I just found your site today. We went to Vermont, stayed in Burlington for a week last July and are going to be coming back this July. We hiked Ethan Allen (Forest City/Long Trail) and 3 days later felt recovered enough to do Camels Hump on teh Burrows Trail. We found teh rocks to be very steep in sections and always slippery as well. Thanks for giving me a name to curse at the rocks, schist! Great hike, though challenging and we can't wait to get back up on the trails this year! Beautiful pictures!

1HappyHiker said...

Lauren . . . glad you found my Blog, and thanks for taking time to post your comments.

And yes, there is a certain level of satisfaction with being able to curse those slippery rocks with words like “oh schist”! :-)

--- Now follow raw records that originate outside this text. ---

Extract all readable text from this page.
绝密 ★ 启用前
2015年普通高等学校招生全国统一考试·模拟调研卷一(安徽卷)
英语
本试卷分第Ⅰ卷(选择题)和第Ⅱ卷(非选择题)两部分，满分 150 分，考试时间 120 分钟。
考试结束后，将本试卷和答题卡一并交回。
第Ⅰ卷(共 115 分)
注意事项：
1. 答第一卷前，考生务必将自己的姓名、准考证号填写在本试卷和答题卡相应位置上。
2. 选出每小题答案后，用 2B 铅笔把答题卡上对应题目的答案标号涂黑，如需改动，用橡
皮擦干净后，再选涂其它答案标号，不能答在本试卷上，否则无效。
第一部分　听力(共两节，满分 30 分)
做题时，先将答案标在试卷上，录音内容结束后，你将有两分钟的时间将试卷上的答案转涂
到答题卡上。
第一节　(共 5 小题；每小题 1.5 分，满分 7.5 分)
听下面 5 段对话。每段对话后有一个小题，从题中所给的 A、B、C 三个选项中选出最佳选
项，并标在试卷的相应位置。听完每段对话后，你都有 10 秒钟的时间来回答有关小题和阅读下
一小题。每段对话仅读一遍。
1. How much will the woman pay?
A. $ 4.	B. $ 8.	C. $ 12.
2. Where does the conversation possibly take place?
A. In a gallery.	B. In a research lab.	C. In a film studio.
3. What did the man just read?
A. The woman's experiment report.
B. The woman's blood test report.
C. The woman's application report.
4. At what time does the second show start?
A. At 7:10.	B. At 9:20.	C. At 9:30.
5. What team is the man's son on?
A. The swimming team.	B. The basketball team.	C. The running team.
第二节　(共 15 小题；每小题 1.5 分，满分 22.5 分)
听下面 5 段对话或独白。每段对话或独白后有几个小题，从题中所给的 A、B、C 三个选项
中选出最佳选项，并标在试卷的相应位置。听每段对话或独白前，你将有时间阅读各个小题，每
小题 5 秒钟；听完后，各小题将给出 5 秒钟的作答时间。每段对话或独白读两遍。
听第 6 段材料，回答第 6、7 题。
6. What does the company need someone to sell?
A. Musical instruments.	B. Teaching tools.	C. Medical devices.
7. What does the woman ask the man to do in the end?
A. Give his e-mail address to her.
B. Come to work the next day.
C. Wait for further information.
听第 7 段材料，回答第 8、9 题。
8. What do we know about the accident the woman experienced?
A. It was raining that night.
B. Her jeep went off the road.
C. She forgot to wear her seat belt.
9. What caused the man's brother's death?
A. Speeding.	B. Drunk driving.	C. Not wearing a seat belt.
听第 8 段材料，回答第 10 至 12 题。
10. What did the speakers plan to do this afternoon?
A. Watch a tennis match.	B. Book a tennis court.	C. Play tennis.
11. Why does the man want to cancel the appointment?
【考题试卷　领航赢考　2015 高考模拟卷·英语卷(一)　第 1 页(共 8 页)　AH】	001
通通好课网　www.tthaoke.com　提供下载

Hope you have a great week in Burlington in July. As you’ve obviously discovered, Burlington is a terrific town with lots of great outdoor things to do in the city itself, plus it makes a great home base for day trips to places like Camel’s Hump.


Anonymous said...

Great write-up and photos of my favorite Vermont mountain. Over my 40 plus years of climbing this mountain the hikers have gotten more numerous but Camel's Hump remains one of the few high/spectacular view mountains with no access other than your two feet. On a clear day with binoculars you can actually see the skyscrapers in Montreal. The remains of the crashed plane are tougher to see from the top now thanks to new growth trees but I have made a small contribution to making those remains even less visible- Years ago I "liberated" a small part to take home thanks to a handy hacksaw. (What, you mean not everyone carries a hacksaw in their backpack?)

Chip in Cabot, VT

1HappyHiker said...

Chip, first of all, my apologies for such a tardy posting of your comments. For whatever reason, the blogger website just now notified me that you had submitted a reply to my Blog.

Regardless, thanks for your comments. I found it especially interesting that on a clear day one can see the skyscrapers in Montreal with the aid of binoculars!